Let $\mathcal{M}$ be a type I von Neumann algebra. Are there necessary and sufficient conditions for $\mathcal{M}$ to admit a faithful normal state?
If I think of $\mathcal{M}$ as the von Neumann algebra of bounded linear operators on some separable Hilbert space $\mathcal{H}$, then I know that there always exists an infinite number of faithful normal states. The way in which I am able to build such states is to consider an orthonormal basis $\{|j\rangle\}_{j=1,\dotsc,\dim(\mathcal{H})}$ in $\mathcal{H}$, a sequence $\{p^{j}\}_{j=1,\dotsc,\dim(\mathcal{H})}$ of strictly positive real numbers summing to $1$, and set:
$$ \rho=\sum_{j=1}^{\dim(\mathcal{H})}\,p^{j}\:|j\rangle\langle j|\,. $$ Then, the normal state $\omega_{\rho}$ given by:
$$ \omega_{\rho}(\mathbf{A})\,:=\,\operatorname{tr}(\rho\,\mathbf{A}) \quad \forall \mathbf{A}\in\mathcal{M}=\mathcal{B}(\mathcal{H}) $$ is faithful. As it is clear, this construction depends on the fact that $\mathcal{H}$ is separable, and thus also the predual $\mathcal{M}_{*}=K(\mathcal{H})$ of $\mathcal{M}$ is separable. Is this true in general?
If $H$ is not separable, there is no faithful normal state on $B(H)$. That's (one of) the reason(s) one considers weights.
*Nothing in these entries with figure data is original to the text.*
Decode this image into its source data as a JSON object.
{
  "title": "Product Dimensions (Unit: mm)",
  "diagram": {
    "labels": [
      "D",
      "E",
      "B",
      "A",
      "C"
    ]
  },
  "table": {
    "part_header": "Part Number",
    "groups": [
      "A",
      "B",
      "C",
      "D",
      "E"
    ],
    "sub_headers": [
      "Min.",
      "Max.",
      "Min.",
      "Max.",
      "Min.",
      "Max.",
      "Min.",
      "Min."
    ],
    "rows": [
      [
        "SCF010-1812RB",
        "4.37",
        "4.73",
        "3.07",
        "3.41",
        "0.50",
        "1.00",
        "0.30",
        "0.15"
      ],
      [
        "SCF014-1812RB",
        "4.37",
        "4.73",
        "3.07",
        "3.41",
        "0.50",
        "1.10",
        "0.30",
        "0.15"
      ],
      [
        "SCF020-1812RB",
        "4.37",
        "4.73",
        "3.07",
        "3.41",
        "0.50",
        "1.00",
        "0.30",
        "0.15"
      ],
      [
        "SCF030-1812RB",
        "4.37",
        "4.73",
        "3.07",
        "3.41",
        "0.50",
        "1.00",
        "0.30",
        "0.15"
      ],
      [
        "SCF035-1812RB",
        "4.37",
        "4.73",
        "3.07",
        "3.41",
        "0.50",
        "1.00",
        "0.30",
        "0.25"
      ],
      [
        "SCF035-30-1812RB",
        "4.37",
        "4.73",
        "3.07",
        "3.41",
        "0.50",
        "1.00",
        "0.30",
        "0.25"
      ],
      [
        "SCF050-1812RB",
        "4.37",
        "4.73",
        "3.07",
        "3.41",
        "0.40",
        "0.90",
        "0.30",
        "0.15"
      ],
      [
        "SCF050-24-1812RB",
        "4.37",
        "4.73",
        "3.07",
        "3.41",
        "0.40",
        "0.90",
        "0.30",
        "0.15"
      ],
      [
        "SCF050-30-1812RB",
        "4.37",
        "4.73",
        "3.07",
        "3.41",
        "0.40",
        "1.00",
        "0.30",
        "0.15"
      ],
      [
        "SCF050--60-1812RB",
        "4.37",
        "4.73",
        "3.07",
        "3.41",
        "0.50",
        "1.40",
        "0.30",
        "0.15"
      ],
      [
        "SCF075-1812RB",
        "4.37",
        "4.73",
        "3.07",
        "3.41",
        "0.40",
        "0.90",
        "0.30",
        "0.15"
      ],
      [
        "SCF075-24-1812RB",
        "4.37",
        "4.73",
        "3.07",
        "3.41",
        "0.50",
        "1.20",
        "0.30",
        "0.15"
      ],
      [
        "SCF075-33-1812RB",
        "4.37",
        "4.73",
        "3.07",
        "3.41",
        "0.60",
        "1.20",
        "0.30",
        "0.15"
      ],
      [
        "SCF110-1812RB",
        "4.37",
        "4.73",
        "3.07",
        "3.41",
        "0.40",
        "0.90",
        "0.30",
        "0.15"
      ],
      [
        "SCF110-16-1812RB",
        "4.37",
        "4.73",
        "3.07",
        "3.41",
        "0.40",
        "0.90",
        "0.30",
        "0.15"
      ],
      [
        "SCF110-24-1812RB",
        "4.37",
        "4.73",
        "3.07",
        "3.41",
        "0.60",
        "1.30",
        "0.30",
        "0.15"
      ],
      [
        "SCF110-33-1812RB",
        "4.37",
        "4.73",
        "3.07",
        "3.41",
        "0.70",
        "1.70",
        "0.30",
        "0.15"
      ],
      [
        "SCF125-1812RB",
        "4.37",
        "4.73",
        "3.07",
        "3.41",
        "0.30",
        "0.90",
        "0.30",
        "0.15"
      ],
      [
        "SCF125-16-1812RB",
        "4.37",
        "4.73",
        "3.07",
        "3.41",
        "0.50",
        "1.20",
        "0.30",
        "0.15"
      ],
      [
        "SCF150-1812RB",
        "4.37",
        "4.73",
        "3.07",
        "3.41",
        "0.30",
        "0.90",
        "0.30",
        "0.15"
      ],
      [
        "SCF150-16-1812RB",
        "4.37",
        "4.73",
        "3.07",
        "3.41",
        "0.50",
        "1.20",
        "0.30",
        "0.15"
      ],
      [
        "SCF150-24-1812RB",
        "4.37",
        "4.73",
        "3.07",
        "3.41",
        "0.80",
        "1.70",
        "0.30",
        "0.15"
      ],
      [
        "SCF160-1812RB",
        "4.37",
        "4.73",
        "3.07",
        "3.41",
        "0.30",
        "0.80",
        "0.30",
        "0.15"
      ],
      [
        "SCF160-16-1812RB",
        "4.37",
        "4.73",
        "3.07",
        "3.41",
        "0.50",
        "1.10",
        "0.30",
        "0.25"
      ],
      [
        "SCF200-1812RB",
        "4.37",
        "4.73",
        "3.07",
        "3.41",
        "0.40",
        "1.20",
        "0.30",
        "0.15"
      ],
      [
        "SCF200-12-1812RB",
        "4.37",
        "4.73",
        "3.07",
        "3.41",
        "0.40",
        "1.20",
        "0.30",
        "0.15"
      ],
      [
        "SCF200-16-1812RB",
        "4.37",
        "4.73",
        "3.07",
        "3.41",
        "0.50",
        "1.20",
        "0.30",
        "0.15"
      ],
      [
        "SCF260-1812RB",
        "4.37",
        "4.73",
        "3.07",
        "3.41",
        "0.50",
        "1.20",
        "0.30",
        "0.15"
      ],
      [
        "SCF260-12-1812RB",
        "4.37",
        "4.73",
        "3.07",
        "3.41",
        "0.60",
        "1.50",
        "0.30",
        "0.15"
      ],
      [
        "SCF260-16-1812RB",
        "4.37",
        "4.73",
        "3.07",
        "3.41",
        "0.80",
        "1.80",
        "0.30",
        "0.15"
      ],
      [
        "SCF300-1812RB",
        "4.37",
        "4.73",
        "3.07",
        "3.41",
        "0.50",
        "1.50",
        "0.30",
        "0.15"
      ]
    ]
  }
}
Indeed, if $f$ is such a normal state, you take the sequence $\{q_j\}$ of projections as you did, and you have $\sum_jq_j=I$. Then, using normality, $$ 1=f(I)=\sum_j f(q_j). $$ As $f$ is faithful, $f(q_j)>0$ for all $j$. But you cannot have uncountably many positive numbers with finite sum.